A Manitoulin Island fish farmer will rally support to keep the Experimental Lakes Area in northwestern Ontario operating for years to come.
Mike Meeker, president of the Northern Ontario Aquaculture Association, said his group will look at the possibility of pulling together a coalition of private and public interests to keep the world-renowned national aquatic research facility open before federal funding runs out next March.
“It’s a one-of-a-kind facility,” said Meeker. “It would be a shame if it disappeared.”
Located south of the Trans-Canada Highway between Dryden and Kenora, the facility has been a test bed for Meeker and the freshwater aquaculture industry in studying the environmental and ecological impact of caged fish farming.
Founded in 1968, Experimental Lakes Area (ELA) is made up of 58 lakes in northwestern Ontario where groundbreaking research has been conducted into acid rain and climate change.
As part of federal budget cuts, Ottawa has announced Fisheries and Oceans Canada will stop funding the ELA next spring and wants a private-sector operator or a post-secondary institution to come forward.
The move has spawned a campaign of online petitions, letters to government, and condemnation from leading environmental scientists across North America.
Meeker said the ELA does “tremendous, groundbreaking work” that’s widely acknowledged and respected around the world.
He was one of the beneficiaries of research conducted there in the late 1990s and early 2000s that helped keep his fledgling industry alive.
“The work they did for us was important as an industry.”
Meeker collaborated with the ELA team over seven years to study the environmental impacts of aquaculture.

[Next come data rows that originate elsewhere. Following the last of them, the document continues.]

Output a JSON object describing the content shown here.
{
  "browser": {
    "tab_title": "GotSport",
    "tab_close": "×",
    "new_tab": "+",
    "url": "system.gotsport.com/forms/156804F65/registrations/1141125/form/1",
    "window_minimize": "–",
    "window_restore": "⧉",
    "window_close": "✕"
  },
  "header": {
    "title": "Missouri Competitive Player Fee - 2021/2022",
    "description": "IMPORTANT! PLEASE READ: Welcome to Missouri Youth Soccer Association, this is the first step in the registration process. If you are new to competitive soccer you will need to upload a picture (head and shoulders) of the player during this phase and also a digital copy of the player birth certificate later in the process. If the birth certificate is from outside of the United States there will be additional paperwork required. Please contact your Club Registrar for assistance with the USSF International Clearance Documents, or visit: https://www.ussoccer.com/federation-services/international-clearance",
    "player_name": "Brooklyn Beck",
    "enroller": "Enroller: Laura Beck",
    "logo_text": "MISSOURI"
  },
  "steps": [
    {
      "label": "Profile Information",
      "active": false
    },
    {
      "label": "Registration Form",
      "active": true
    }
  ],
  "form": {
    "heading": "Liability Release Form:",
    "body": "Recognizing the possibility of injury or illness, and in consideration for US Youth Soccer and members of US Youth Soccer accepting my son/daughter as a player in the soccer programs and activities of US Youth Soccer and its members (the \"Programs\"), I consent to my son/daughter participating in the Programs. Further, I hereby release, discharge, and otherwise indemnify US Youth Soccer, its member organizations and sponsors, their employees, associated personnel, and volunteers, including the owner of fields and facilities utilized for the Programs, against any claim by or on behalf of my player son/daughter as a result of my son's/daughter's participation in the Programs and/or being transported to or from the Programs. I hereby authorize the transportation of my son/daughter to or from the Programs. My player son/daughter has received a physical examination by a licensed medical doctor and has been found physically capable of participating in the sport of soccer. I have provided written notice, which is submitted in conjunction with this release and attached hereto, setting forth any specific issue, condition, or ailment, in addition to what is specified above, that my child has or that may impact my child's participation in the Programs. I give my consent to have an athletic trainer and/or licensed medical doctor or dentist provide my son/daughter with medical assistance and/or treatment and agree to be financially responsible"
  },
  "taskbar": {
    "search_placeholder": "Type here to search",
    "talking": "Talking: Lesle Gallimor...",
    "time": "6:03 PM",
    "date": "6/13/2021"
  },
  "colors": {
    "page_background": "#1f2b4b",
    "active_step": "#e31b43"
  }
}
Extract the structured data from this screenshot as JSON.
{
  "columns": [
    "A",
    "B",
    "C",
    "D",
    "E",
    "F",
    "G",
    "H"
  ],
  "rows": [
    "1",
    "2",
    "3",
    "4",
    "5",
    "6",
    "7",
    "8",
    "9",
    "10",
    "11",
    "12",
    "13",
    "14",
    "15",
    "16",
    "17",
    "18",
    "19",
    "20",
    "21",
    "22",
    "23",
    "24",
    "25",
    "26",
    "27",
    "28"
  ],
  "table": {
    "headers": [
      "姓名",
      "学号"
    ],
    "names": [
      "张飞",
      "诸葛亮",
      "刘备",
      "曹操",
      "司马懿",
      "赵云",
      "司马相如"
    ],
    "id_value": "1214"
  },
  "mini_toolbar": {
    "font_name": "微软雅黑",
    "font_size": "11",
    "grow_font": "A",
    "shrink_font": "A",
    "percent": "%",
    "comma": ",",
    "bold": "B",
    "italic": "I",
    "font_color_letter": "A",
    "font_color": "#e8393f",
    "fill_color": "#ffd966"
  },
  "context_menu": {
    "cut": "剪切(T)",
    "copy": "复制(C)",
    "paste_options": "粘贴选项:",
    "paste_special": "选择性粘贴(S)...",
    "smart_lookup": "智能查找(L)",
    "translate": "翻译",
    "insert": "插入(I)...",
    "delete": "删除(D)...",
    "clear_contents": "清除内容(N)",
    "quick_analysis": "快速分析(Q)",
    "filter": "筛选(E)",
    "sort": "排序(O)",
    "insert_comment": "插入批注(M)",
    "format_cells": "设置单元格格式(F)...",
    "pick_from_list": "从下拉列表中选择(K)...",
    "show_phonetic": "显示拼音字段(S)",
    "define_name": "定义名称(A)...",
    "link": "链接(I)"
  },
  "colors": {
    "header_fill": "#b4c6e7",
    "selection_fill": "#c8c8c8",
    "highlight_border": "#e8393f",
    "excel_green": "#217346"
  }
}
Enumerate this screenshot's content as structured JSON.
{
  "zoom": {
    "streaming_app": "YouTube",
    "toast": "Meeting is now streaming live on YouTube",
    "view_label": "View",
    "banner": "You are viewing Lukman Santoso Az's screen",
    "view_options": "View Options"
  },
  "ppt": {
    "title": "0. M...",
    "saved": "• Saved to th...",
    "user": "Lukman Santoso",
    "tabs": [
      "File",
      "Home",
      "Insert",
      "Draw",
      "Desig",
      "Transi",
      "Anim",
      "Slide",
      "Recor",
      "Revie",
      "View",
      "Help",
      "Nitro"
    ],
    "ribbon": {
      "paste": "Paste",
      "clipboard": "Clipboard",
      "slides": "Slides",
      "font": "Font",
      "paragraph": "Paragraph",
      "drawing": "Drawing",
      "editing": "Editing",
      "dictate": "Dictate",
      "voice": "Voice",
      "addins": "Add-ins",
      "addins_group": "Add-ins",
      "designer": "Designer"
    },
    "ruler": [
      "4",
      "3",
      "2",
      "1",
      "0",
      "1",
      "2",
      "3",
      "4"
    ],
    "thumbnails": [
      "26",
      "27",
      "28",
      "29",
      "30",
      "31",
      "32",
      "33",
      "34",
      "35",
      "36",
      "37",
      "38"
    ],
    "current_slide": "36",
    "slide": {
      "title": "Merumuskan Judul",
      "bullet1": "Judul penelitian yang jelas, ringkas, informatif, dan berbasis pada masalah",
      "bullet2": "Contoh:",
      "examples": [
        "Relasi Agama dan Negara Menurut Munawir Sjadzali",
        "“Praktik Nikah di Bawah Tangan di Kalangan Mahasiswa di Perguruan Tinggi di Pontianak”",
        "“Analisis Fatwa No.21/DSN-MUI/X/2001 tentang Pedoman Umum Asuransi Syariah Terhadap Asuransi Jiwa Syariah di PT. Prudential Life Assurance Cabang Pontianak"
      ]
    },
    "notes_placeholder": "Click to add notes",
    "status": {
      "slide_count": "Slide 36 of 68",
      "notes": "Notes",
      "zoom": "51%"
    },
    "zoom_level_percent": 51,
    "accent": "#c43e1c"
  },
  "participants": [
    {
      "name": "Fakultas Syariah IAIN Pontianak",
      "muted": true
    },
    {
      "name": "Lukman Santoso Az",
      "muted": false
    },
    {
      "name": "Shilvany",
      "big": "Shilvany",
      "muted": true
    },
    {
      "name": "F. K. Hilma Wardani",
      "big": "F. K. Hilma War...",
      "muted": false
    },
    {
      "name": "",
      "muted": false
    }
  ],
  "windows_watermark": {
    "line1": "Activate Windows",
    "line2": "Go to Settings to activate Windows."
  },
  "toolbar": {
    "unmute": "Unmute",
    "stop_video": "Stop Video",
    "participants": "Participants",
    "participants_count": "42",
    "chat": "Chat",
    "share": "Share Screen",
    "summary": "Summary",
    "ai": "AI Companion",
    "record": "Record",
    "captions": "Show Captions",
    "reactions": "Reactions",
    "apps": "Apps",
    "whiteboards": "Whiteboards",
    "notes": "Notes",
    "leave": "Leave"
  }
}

The research focused on potential impacts of escapees on wild fish populations and the release of waste materials, namely phosphorous, dissolved carbon and nitrogen, released by feces and feed.
It was done at a time when environmental groups like David Suzuki Foundation, and even Ontario’s Environmental Commissioner, were attacking this, largely unregulated, industry.
Freshwater cage operators like Meeker were seeking to legitimize the fish farming industry as stewards of the environment.
Meeker supplied the team of scientists with fish, nets, equipment and the expertise to establish a real world fish-farming operation.
The research provided invaluable baseline data that could quantify the impact on the environment and is now used by the aquaculture industry in its predictive modelling.
“They even proved the positive effects of having nets in the water,” said Meeker.
“It was, by far, the most important research we did to legitimize our industry to bring science to our modelling capabilities.”
Meeker intends to get involved by approaching universities and people within industry to come up with a business plan and a co-ordinated partnership to keep the facility open.
“I want to discuss the possibilities of a partnership. Lobbying the government is foolish because they don’t want to shut it down and we don’t want to shut it down.”
“My understanding is (Fisheries and Oceans) wants this to stay open and they need partners.”
Meeker said the ELA has already been discussed by his membership and he will push hard for his association to be a partner.
“When looking back at the importance of that facility, moving forward with the environmental changes we’re seeing, and the relevance to what they do across Canada, I would hope we can pull together the partners to do it.”
The ELA has a $2-million annual budget for operating expenses and 15 to 20 core personnel.
The facility contains the lakes and their watersheds, along with a field station of 20 buildings with modern labs, workshops, kitchen and accommodations for as many as 50 personnel.